Hello srv-ga. I have written the PHP script just as your describe it,
but I would also like to give you some additional advice. I have done
things similar to this in the past and have run into two problems.
Problem number one is load time. When someone visits this page it
will have the load time of visiting three pages. To solve this
problem in the past I have used a UNIX cron job to periodically (maybe
once an hour) cache the pages to a local file. I'm not sure if you
are using UNIX, but it is very easy to call the command "wget" at
intervals to cache pages.
The second problem is the fragility of the script and its dependence
on its input not changing. I have tried to make it as flexible as
possible (using case insensitive matches, etc) but there is no telling
how they will change the page you are parsing. The ultimate way to do
this is to have an agreement with the other web site to put the
content in a certain format in a hidden location. For example, many
web sites use an XML format called RSS to transmit news headlines
between sites. RSS is a standard format you can rely on. I
understand this probably wasn't possible in your scenario or you
probably would have done it. So, keep your eye on the script and make
sure it doesn't break if they change the formatting of their HTML.
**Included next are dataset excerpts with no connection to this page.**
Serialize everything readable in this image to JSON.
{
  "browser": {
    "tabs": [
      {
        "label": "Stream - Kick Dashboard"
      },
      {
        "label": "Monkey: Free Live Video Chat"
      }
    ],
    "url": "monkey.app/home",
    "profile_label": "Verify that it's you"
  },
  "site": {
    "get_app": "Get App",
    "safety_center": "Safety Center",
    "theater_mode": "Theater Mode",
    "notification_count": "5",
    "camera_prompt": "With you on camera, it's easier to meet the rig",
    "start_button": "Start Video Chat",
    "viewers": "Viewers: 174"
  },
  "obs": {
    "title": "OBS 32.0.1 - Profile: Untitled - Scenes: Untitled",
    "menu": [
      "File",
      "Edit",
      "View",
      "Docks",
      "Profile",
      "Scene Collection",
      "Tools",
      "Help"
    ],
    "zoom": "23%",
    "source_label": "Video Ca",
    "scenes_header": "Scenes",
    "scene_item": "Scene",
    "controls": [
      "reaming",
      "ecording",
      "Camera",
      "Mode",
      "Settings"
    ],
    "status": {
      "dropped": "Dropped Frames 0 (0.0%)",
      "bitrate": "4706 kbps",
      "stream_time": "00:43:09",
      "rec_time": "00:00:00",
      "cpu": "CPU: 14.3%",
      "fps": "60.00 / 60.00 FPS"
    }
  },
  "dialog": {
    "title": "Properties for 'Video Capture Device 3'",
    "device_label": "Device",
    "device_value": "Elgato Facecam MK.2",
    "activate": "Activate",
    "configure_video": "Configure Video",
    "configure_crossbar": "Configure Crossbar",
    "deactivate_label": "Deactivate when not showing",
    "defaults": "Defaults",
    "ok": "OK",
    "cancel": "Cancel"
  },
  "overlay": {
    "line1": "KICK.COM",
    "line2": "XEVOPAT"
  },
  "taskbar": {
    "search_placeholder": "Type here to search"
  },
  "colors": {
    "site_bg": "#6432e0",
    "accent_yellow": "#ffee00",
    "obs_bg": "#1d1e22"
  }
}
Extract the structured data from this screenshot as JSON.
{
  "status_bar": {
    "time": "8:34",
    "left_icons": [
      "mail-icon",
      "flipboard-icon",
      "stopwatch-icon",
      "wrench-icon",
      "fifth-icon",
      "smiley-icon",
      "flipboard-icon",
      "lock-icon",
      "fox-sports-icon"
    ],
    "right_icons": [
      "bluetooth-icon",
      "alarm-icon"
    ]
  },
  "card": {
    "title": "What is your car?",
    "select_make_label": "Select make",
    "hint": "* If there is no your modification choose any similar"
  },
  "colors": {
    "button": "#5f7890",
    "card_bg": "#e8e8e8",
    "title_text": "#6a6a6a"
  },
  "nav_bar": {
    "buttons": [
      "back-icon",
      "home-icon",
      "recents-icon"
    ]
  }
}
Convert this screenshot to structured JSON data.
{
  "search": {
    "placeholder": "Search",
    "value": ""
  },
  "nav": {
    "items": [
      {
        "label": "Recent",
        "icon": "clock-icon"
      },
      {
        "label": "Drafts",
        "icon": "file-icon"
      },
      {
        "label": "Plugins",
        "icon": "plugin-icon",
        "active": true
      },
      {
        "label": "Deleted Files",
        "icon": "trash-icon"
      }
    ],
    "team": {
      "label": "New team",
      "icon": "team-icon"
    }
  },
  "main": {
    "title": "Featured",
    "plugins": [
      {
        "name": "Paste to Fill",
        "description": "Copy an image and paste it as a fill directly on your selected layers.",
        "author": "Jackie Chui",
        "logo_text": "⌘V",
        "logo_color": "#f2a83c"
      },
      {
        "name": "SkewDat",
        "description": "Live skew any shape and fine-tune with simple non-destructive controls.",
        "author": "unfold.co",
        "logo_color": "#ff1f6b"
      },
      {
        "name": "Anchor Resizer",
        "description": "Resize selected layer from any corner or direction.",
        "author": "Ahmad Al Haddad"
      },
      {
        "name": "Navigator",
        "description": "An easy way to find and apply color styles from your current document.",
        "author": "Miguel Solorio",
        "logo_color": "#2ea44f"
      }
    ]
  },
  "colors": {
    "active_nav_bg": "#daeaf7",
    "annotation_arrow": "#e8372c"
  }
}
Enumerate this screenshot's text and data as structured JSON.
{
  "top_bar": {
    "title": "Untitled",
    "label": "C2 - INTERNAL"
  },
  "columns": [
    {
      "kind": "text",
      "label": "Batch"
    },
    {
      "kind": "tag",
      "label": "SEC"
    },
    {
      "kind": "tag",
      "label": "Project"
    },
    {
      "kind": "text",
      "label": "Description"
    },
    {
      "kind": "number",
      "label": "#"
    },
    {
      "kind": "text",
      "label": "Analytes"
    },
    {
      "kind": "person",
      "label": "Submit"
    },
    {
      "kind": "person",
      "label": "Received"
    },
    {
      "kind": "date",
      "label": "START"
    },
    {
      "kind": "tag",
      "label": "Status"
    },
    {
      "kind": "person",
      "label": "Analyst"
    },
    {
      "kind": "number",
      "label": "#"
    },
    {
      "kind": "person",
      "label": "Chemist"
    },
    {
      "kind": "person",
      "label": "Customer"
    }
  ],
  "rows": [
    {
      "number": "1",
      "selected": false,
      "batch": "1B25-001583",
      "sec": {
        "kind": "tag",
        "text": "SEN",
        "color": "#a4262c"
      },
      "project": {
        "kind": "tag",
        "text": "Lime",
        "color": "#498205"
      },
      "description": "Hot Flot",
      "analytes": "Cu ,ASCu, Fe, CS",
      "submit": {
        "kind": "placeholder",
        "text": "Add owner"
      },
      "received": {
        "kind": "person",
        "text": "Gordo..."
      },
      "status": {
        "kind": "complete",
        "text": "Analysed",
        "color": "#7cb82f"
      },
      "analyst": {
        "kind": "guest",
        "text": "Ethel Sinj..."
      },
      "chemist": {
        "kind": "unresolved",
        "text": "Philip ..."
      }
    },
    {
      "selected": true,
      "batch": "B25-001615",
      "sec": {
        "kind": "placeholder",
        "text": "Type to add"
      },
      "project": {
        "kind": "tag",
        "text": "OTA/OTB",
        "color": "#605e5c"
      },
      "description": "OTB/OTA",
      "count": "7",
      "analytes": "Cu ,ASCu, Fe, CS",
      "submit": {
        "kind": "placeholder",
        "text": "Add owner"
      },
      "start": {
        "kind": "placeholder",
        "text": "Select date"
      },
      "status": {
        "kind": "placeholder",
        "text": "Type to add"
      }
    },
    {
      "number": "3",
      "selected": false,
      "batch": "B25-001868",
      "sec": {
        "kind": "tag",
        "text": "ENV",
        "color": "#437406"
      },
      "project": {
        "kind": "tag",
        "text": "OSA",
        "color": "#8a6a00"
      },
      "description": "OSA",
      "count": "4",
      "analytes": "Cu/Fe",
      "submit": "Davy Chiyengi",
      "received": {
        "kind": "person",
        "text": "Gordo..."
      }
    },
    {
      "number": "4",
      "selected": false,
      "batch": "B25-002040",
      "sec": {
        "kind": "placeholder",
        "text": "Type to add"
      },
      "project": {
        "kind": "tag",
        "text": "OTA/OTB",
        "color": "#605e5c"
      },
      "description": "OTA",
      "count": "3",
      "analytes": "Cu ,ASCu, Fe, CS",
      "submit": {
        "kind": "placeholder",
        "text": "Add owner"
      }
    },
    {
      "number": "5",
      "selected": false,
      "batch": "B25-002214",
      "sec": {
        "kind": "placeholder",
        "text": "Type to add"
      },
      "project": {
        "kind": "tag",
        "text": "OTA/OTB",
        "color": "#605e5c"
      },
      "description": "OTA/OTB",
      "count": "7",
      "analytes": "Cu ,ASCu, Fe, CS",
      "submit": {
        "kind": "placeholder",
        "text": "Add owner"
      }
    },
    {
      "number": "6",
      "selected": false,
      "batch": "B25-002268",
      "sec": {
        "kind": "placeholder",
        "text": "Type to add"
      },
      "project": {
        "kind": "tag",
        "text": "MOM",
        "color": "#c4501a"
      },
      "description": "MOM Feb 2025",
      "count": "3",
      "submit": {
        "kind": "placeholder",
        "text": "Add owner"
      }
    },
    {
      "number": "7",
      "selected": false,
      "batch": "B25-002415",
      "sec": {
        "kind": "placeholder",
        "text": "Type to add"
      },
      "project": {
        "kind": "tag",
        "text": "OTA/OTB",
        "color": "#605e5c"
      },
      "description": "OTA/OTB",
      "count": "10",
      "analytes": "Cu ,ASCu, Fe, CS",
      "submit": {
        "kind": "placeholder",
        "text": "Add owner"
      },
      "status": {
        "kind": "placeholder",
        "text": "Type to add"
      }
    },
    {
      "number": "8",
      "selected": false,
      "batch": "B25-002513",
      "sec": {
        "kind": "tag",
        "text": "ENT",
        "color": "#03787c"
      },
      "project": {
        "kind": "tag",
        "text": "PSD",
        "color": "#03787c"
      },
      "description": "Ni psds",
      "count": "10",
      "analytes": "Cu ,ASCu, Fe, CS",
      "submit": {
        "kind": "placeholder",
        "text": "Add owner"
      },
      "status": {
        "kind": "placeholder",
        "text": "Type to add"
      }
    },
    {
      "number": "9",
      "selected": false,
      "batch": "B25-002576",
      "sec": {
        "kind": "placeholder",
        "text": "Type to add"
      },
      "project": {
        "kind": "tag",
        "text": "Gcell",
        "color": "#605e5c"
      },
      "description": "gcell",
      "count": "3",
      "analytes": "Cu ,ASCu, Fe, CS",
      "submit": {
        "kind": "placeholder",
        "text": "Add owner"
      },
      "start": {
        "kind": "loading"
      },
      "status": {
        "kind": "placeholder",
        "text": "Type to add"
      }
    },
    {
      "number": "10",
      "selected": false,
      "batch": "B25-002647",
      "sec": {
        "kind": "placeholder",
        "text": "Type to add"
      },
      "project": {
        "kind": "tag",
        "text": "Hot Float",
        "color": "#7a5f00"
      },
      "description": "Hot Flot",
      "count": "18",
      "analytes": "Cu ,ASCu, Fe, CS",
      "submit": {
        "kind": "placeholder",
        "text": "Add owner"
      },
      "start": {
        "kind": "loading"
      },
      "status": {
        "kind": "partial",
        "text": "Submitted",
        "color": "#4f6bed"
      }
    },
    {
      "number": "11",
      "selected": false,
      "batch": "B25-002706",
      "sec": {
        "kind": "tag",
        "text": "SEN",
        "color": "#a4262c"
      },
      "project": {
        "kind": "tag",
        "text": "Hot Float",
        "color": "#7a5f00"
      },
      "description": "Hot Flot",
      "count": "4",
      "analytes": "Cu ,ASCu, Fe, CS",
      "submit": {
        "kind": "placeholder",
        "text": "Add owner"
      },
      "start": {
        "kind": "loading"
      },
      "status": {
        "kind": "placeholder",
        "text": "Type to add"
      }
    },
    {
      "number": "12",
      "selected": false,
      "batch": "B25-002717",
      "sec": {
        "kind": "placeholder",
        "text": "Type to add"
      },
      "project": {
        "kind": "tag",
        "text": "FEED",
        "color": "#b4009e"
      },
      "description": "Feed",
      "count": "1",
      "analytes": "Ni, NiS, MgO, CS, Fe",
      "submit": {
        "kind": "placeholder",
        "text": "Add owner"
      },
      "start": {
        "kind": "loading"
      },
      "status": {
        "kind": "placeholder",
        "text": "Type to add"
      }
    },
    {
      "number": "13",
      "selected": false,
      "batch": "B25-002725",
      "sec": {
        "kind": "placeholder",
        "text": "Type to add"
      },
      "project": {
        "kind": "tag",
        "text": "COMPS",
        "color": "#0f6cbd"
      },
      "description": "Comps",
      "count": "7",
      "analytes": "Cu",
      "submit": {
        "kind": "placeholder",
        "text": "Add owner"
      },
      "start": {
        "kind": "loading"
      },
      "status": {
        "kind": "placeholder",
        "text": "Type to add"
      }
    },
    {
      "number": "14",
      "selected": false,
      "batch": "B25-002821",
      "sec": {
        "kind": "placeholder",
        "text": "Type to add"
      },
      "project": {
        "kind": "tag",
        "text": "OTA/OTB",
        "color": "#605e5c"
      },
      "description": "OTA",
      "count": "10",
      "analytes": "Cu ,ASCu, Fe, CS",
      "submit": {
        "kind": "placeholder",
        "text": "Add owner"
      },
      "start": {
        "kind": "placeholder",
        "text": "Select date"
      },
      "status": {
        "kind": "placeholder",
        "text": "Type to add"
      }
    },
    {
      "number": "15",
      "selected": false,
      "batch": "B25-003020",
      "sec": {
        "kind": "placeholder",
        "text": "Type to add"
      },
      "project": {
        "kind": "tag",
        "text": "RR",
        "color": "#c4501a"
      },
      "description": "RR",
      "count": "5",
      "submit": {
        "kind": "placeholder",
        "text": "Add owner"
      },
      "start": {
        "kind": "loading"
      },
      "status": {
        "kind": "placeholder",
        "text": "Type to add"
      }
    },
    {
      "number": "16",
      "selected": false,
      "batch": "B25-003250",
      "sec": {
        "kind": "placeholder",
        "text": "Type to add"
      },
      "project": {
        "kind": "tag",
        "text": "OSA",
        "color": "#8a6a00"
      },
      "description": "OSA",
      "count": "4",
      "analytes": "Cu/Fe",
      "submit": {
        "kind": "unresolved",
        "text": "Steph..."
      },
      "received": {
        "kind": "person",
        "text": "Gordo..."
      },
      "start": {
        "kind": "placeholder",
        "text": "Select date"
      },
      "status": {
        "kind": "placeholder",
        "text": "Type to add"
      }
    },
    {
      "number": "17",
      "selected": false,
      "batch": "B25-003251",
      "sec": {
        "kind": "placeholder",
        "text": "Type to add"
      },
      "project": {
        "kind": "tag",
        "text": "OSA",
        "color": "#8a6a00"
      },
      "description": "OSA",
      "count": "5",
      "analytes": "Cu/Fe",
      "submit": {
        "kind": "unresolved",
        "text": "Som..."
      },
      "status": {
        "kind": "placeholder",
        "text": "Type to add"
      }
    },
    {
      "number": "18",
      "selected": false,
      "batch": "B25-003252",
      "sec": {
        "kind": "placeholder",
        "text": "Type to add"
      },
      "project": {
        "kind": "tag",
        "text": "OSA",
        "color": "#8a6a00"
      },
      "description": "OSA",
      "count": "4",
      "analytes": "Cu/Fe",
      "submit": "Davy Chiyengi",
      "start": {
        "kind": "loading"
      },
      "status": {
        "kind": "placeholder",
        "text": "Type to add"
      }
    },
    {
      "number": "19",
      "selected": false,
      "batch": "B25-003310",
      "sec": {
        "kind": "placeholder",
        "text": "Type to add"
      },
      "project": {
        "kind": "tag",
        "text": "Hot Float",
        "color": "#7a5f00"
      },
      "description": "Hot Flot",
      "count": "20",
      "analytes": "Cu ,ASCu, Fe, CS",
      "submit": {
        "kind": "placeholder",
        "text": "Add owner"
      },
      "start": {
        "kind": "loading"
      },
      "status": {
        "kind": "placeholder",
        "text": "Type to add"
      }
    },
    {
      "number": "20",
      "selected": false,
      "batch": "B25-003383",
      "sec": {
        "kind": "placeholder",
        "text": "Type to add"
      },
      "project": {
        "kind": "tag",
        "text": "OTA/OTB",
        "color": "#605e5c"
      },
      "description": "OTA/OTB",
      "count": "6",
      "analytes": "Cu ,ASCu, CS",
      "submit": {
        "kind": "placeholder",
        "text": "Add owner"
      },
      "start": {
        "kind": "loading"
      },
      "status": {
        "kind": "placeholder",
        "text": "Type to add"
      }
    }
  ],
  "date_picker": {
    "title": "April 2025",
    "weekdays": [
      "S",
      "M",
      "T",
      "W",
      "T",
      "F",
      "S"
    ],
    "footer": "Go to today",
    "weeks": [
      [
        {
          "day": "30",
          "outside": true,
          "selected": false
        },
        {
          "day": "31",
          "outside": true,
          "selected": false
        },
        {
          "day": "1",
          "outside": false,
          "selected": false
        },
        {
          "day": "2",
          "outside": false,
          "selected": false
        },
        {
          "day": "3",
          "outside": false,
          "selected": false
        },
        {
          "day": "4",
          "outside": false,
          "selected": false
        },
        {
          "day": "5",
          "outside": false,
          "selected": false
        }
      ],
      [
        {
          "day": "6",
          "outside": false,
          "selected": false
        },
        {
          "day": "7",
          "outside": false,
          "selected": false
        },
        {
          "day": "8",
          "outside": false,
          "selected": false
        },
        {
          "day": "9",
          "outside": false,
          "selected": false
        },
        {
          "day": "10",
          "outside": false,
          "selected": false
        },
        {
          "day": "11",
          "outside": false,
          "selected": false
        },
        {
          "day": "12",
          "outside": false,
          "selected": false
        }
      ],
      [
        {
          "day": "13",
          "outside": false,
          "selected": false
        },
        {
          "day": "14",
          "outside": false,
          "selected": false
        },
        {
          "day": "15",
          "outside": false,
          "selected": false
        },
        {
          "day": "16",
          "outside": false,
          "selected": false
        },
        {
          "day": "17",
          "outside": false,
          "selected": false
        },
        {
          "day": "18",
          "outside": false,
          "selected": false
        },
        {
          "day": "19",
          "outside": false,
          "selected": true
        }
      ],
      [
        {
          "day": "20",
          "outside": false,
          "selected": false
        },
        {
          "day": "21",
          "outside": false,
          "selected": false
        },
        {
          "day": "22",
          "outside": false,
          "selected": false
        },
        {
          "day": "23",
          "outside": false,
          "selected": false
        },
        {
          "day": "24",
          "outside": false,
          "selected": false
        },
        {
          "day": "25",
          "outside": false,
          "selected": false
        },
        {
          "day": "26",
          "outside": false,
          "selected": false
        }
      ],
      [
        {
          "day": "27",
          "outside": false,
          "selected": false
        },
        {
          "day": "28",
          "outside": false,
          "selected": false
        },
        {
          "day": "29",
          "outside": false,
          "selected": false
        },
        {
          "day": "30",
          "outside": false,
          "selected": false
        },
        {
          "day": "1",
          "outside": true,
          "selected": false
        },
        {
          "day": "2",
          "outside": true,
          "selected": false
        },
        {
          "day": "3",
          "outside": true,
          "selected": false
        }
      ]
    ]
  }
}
With those problems in mind, here is the script I came up with:
---Begin---
<?php
// get the home page content
$homecontent = file('http://www.europeantour.com/home/');
// Look for the section with the "Live Scoring" URL
do {
$line = array_shift($homecontent);
} while (!preg_match('/Live Scoring/i', $line));
// Look for the actual URL
do {
$line = array_shift($homecontent);
if (preg_match('/http:\/\/scoring.europeantour.com\//i', $line)) {
$url = preg_replace('/^.*<a href="(.*?)".*/', "$1", chop($line));
}
} while (!preg_match('/http:\/\/scoring.europeantour.com\//i',
$line));
unset($homecontent); // free up a little memory
// get the score content
$content = file($url);
// look for table header
do {
$line = array_shift($content);
} while (!preg_match('/"smallgreen">Rank<\/font>/i', $line));
$alldone = false; // whether we are done parsing the score table
$allscores = array(); // initialize the scores array
do {
// look for beginning of row
do {
$line = array_shift($content);
if (preg_match('/<\/table/i', $line)) {
$alldone = true;
break;
}
} while (!preg_match('/<tr/i', $line));
if ($alldone == false) {
$row = array(); // initialize this row
do {
$line = array_shift($content);
if (preg_match('/<td/i', $line)) {
$data = rtrim(strip_tags($line));
array_push($row, $data);
}
} while (!preg_match('/<\/tr/i', $line));
if (count($row) == 9 &&
(preg_match('/AUS/i', $row[2]) || preg_match('/NZL/i',
$row[2]) )) {
list($lname, $fname) = preg_split('/,\s*/', $row[1]);
$fname = preg_replace('/\s+/', '', $fname);
$lname = preg_replace('/\s+/', '', $lname);
$row[1] = ucfirst(strtolower($fname))."
".ucfirst(strtolower($lname));
// missed cut
$row[7] = preg_replace('/ /', '-', $row[7]);
$row[8] = preg_replace('/ /', '-', $row[8]);
array_push($allscores, $row);
}
}
} while ($alldone == false);
unset($content); // free up some more memory
?>
<html>
<body bgcolor="#ffffff">
<table border=1>
<tr>
<th>Rank</th>
<th>Name</th>
<th>Hole</th>
<th>Par</th>
<th>1</th>
<th>2</th>
<th>3</th>
<th>4</th>
<th>Total</th>
</tr>
<?php
foreach ($allscores as $score) {
?>
<tr>
<td><?= $score[0] ?></td>
<td><?= $score[1] ?></td>
<td><?= $score[3] ?></td>
<td><?= $score[4] ?></td>
<td><?= $score[5] ?></td>
<td><?= $score[6] ?></td>
<td><?= $score[7] ?></td>
<td><?= $score[8] ?></td>
<td><?= $score[4] ?></td>
</tr>
<?php
}
?>
</table>
</body>
</html>
--End--
I hope this works for you. If I missed anything you asked for just
let me know and I'll add it. Here are a couple sites that explain
some of the concepts in this script. I used mainly Perl style regular
expression functions in PHP because those are the ones I am used to.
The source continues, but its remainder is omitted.